Hi, I'm Mike and I work in Engineering at Atlassian. Here's our approach to back...

Rantenki · on April 14, 2022

Hey Mike; Not dumping on you personally, but the RTO claims to be 6 hours. I can understand that being a target, but we're at 32X that RTO target, with a communicated target date of another 12 or so days IIRC. That's literally two orders of magnitude longer than the RTO. I don't think any rational person would take that document seriously at this point.

I'll also ask (since nobody else has answered, I may as well ask you as well):

1. Are the customers actually being restored from backups (and additionally, by a standard process)?

2. Will the recovery also include our integrations, API keys, configuration and customization?

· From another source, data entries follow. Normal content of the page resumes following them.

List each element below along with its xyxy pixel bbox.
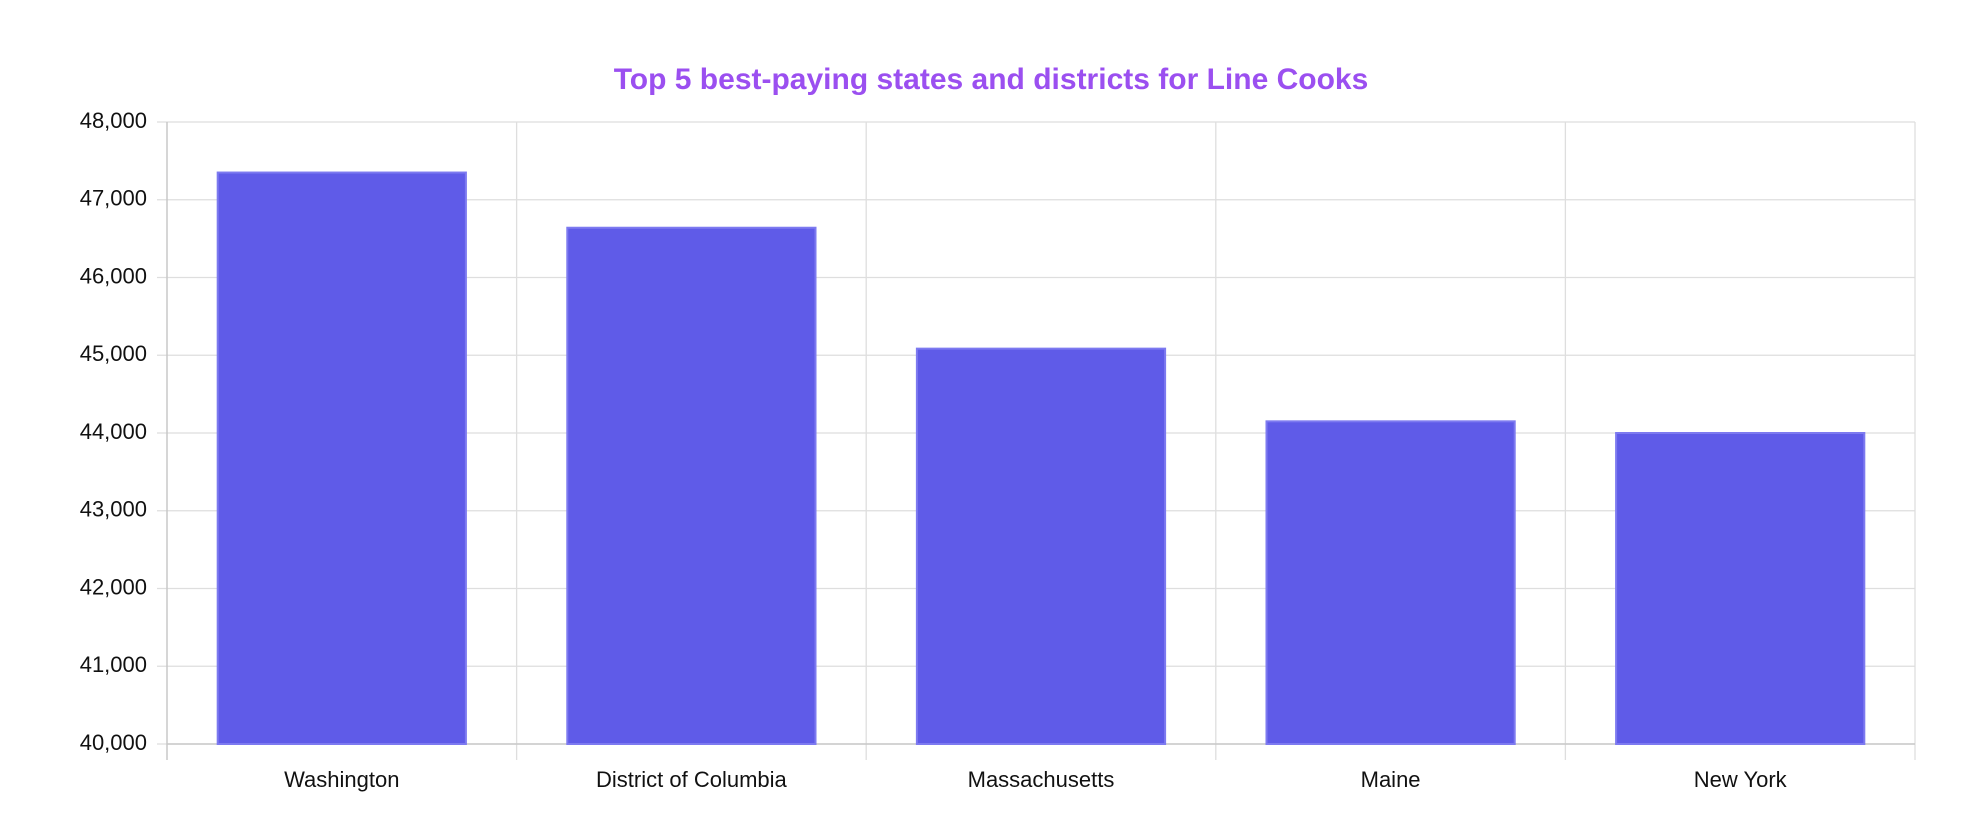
y-tick-label: 42,000	[80, 574, 147, 599]
x-tick-label: New York	[1694, 767, 1788, 792]
x-tick-label: Massachusetts	[968, 767, 1115, 792]
y-tick-label: 45,000	[80, 341, 147, 366]
x-tick-label: Washington	[284, 767, 399, 792]
y-tick-label: 43,000	[80, 497, 147, 522]
bar	[1615, 432, 1866, 745]
chart-title: Top 5 best-paying states and districts f…	[614, 63, 1369, 96]
bar	[216, 171, 467, 746]
x-tick-label: District of Columbia	[596, 767, 787, 792]
y-tick-label: 46,000	[80, 263, 147, 288]
bar	[566, 226, 817, 746]
bar	[1265, 420, 1516, 745]
bar	[915, 347, 1167, 745]
y-tick-label: 44,000	[80, 419, 147, 444]
y-tick-label: 47,000	[80, 186, 147, 211]
y-tick-label: 48,000	[80, 108, 147, 133]
y-tick-label: 40,000	[80, 730, 147, 755]
x-tick-label: Maine	[1361, 767, 1421, 792]
y-tick-label: 41,000	[80, 652, 147, 677]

miketria · on April 15, 2022

Hi Ranteki, you're right that the RTO for this incident is far longer than any of the ones listed on the doc I linked above. That's because our RPO/RTO targets are set at the service level and not at the level of a "customer". This is part of the problem and demonstrates a gap both in what the doc is meant to express and a gap in our automation. Both will be reviewed in the PIR. Also, the answer to (1) and (2) is yes.

atlasgone · on April 14, 2022

A friend in Atlassian engineering said the numbers on the trust site are closer to wishful thinking than actual capabilities, and that there has been an engineering wide disaster recovery project running because things were in such bad shape. The recovery part hasn't even started. If Atlassian could actually restore full products in under six hours, they should have been able to restore a second copy of the products exclusively for the impacted customers.

bradknowles · on April 16, 2022

Nah. The RTO/RPO assumes that only one customer that has a failure big enough to require a restore.

When the entire service is hosed, that's a totally different set of circumstances, and you have to look at what the RTO/RPO are for basically restoring the entire service for all customers. And since the have more than a thousand customers, it totally makes sense that it would take orders of magnitude longer to restore the entire service.

palijer · on April 14, 2022

I think this document and incident is a decent example of common DR planning failure patterns.

It is explained here that Atlassian runs regular DR planning meetings with the engineers spending time planing out potential scenarios, as well as quarterly tests of backups and tracking findings from them.

So, with those two things happening, I the imagine recovery time objectives of <6 hours was taking a typical "we deleted data from a bad script run affecting a lot of customers" scenario into account with the metrics from the quarterly backup tests.

That doesn't even come close to the recovery time we are currently seeing now however. We're coming up on 2 orders of magnitude more than that.

The above doc seems pretty far our of line with what is currently happening.

sizzle · on April 13, 2022

How’s the atmosphere internally Mike? Must be crazy times there. I know this isn’t your fault, so hang in there. Cheers!

MuffinFlavored · on April 14, 2022

Whose fault is it? Is it any one person/team’s fault? Management? Culture?

“Corporations are people too”

mdoms · on April 14, 2022

400 tenants doesn't seem like that much scale though...? What will happen if there's an incident affecting more than 0.18% of tenants?

mulletbum · on April 14, 2022

It's 400 tenants scattered across all their servers. So they are most likely having to build out servers to pull the data then put it in place. 10x the problem that just restoring a single server would be.

encryptluks2 · on April 13, 2022

You mean your poor practices and bad design. The only way to prevent this type of issue in the future is to admit the failures.